Provide a Consistent Error Response Format

Error responses should follow a predictable and standardized structure:

{
  "error": {
    "code": 400,
    "message": "Invalid request payload",
    "details": [
      {
        "field": "email",
        "message": "Email is required"
      },
      {
        "field": "password",
        "message": "Password must be at least 8 characters"
      }
    ]
  }
}

• Fields in the Error Response:
  • code: The HTTP status code of the error.
  • message: A human-readable description of the error.
  • details: (Optional) An array of specific issues for granular feedback.

Differentiate Between Client and Server Errors

• Client errors (4xx) should indicate that the problem lies with the request.
• Server errors (5xx) should indicate that the issue is on the server-side.

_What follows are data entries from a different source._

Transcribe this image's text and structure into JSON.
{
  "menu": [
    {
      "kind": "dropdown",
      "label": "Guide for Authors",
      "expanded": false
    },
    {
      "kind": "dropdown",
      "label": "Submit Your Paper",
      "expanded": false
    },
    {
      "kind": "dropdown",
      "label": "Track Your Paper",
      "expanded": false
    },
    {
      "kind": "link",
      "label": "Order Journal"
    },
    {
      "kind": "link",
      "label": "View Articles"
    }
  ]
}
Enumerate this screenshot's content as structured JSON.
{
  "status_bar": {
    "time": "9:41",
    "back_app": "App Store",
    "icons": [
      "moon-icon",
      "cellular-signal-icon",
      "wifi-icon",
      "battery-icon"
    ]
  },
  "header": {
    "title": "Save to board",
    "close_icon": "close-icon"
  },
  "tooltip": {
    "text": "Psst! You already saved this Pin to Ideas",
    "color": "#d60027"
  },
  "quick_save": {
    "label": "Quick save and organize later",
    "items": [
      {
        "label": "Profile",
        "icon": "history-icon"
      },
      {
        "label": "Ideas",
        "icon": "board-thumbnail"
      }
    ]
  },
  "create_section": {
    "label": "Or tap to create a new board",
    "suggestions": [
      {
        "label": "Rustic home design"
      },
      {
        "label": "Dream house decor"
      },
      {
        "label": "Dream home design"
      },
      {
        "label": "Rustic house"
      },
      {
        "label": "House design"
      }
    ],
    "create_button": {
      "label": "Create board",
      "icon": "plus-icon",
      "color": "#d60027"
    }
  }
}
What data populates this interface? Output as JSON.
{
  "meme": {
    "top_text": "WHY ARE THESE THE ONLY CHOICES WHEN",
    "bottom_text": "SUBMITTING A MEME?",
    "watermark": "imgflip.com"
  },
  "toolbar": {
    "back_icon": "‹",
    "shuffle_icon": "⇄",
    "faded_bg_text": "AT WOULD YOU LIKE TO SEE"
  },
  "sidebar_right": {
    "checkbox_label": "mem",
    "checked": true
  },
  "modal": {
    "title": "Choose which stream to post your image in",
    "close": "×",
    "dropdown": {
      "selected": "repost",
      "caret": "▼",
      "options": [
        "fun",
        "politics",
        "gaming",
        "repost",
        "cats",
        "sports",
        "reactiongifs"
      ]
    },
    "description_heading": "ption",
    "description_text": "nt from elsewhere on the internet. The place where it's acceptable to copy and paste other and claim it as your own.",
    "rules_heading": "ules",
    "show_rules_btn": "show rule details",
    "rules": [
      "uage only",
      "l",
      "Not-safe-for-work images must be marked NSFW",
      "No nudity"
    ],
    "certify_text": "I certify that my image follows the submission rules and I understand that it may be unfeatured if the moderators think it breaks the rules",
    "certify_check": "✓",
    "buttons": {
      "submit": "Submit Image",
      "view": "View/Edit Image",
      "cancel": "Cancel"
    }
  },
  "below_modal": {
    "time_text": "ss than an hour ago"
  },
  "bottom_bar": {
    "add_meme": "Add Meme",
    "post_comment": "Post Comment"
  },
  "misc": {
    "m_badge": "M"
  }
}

Avoid Exposing Internal Details

• Do Not: Leak stack traces, database errors, or sensitive configurations.
• Do: Use generic messages like "An internal error occurred. Please try again later."

Include Error Codes for Machine Parsing

• Use error codes for programmatic identification and handling.

  {
    "error": {
        "code": 400,
        "errorCode": "INVALID_INPUT",
        "message": "The 'email' field is required."
    }
  }
  

Common Scenarios and How to Handle Them

Validation Errors

• Use Case: Invalid input data.
• HTTP Code: 400 Bad Request
• Response:

  {
    "error": {
        "code": 400,
        "message": "Invalid input data",
        "details": [
            { "field": "email", "message": "Email is required" },
            { "field": "password", "message": "Password is too short" }
        ]
    }
  }
  

Authentication Errors

• Use Case: Missing or invalid authentication credentials.
• HTTP Code:
  • 401 Unauthorized for authentication issues.
  • 403 Forbidden for permission issues.
• Response:

  {
    "error": {
        "code": 401,
        "message": "Authentication failed. Token is invalid or expired."
    }
  }
  

Resource Not Found

• Use Case: The requested resource does not exist.
• HTTP Code: 404 Not Found
• Response:

  {
    "error": {
        "code": 404,
        "message": "Resource not found: User with ID 123 does not exist."
    }
  }
  

Conflict Errors

• Use Case: State conflicts, such as duplicate data or resource locking.
• HTTP Code: 409 Conflict
• Response:

  {
    "error": {
        "code": 409,
        "message": "A user with this email address already exists."
    }
  }
  

Rate Limiting

• Use Case: Too many requests from a client.
• HTTP Code: 429 Too Many Requests
• Response:

  {
    "error": {
        "code": 429,
        "message": "Too many requests. Please try again later."
    }
  }
  

Internal Server Errors

• Use Case: Unexpected issues on the server.
• HTTP Code: 500 Internal Server Error
• Response:

  {
    "error": {
        "code": 500,
        "message": "An internal server error occurred. Please contact support."
    }
  }
  

Advanced Error Handling Techniques

Error Localization

• Include localized messages for multi-language support.

  {
    "error": {
        "code": 400,
        "message": "Invalid input data",
        "localizedMessage": {
            "en": "Invalid input data",
            "es": "Datos de entrada no válidos"
        }
    }
  }
  

Correlation IDs

• Include a unique identifier for debugging server-side errors

  {
    "error": {
        "code": 500,
        "message": "An internal server error occurred.",
        "correlationId": "1234567890"
    }
  }
  

Error Logging and Monitoring

• Log errors with detailed context for debugging.
• Use monitoring tools like Sentry or Datadog to track error trends.

Common Pitfalls

1. Generic Error Messages: Avoid vague messages like "Something went wrong." Be specific and actionable.
2. Inconsistent Error Structures: Ensure all endpoints return errors in the same format.
3. Overexposing Sensitive Data: Do not include internal stack traces, or database details in error messages.